Working overtime increases risk of stroke

Stock image of a female worker (Picture: Wikimedia Commons/Peter van der Sluijs)Stock image of a female worker (Picture: Wikimedia Commons/Peter van der Sluijs)

Long working hours can increase the risk of having a stroke. People who work 55 hours per week or more have a 1.3 times higher risk of having a stroke than individuals who work standard hours.

This is according to a study done by more than 40 doctors and researchers, including Netherlands based researchers Goedele Geuskens, Wendell Hooftman and Irene Houtman. The study was funded by a number of medical and social research councils and programs, including the Dutch Ministry of Social Affairs. The researchers looked at a total of 42 published and unpublished studies from the United States, Finland, Denmark, The Netherlands, Sweden, Belgium, Germany, Britain, Northern Ireland and Israel. The study was published in medical journal The Lancet.
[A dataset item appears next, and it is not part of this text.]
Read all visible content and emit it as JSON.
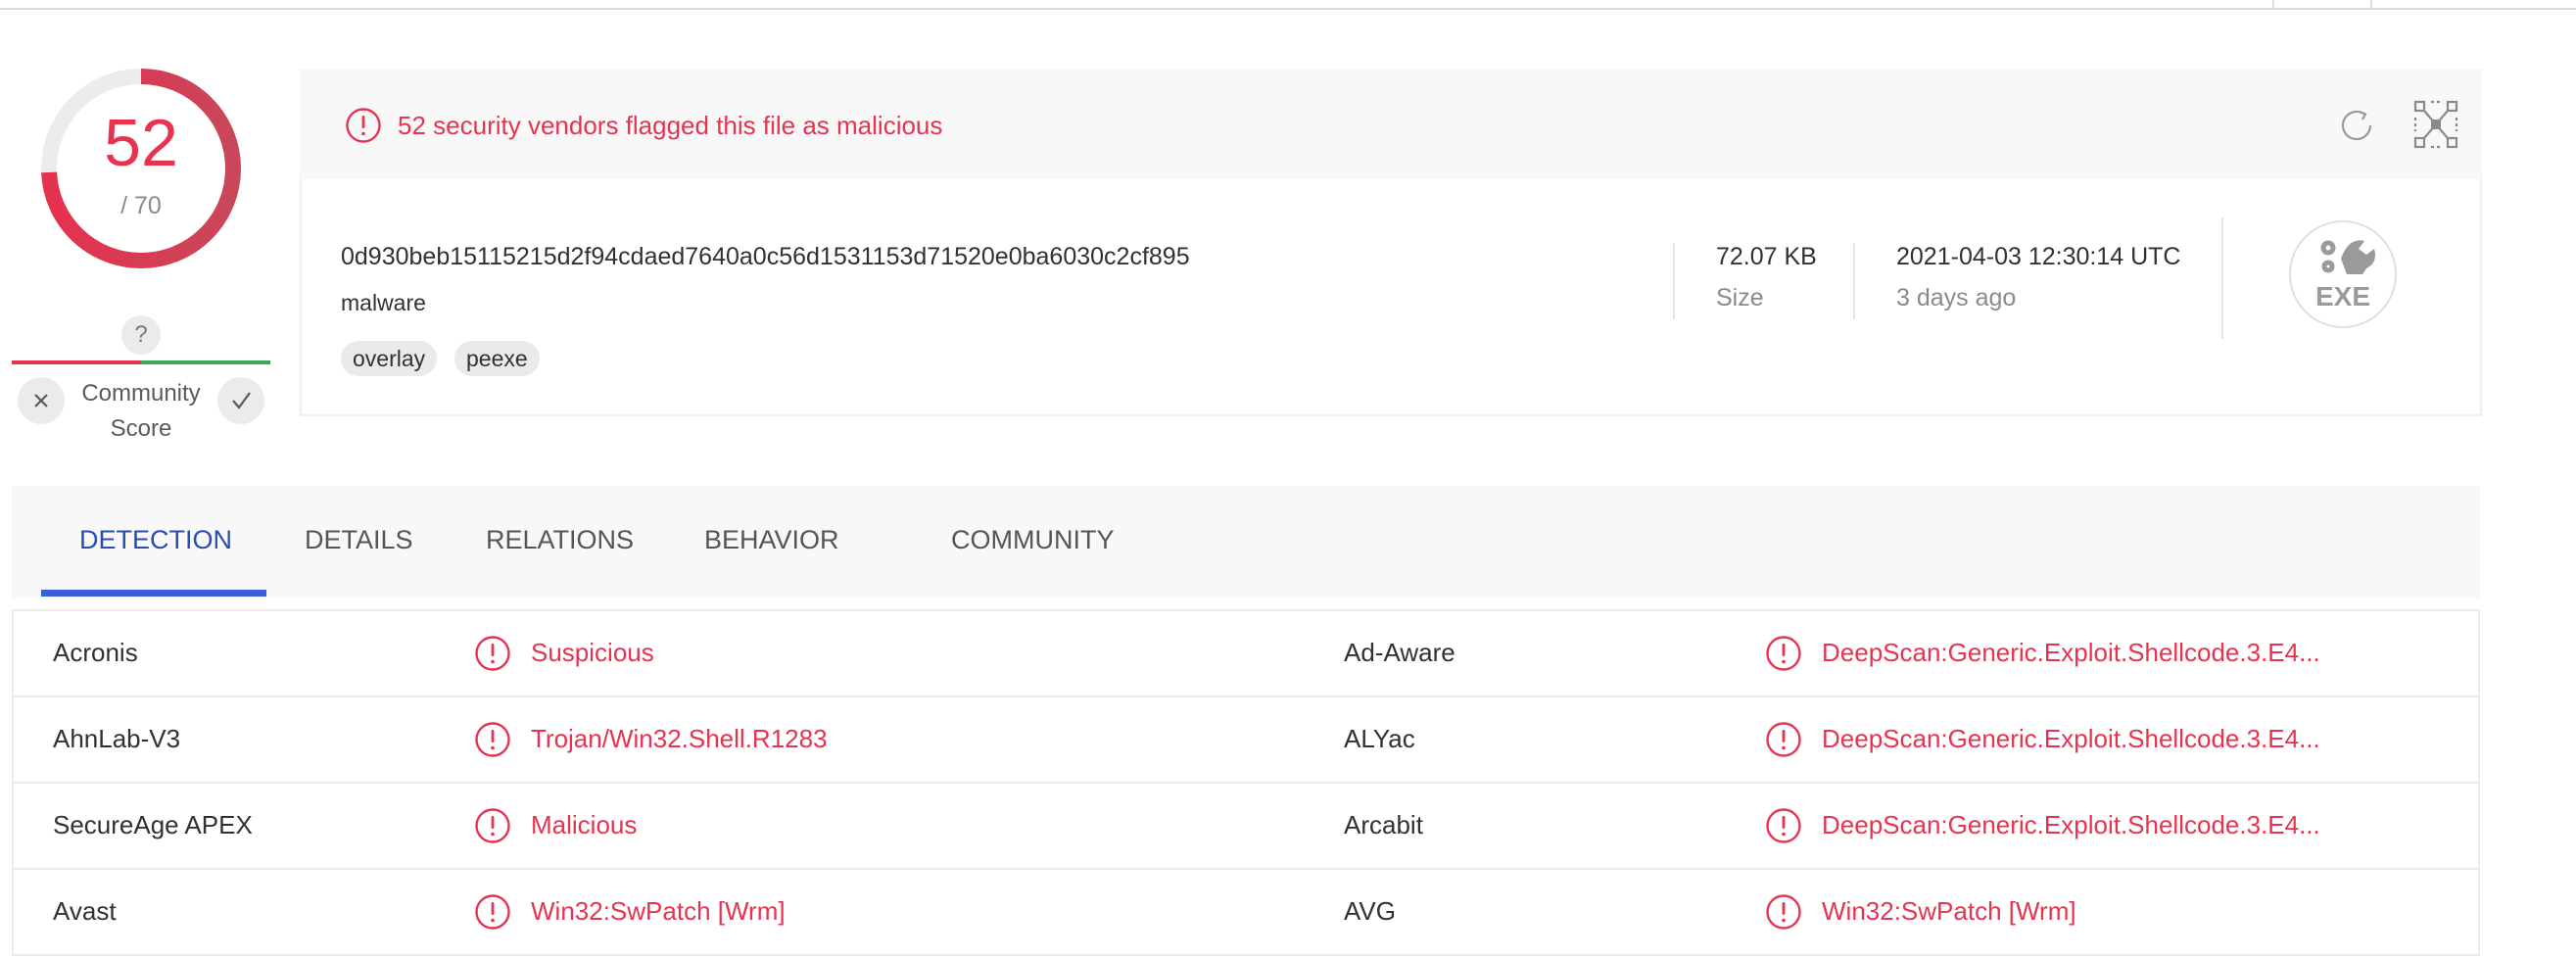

The study found that sudden death from overwork is often caused by stroke. The researchers believe that this may be caused by a repetitive triggering of the stress response. Physical inactivity caused by sitting at a desk for long periods also contributes to the risk of stroke.

Heavy alcohol consumption, which is a risk factor for all types of stroke, is another contributing factor. According to the study, people with long working hours seem to be slightly more prone to risky drinking than people working standard hours.

The study also found some evidence to suggest that people with long working hours are more likely to ignore symptoms of illness, which results in a delay in treatment.

According to the researchers, their findings may be somewhat underestimated, as they did not take salt intake and blood-based risk factors into account.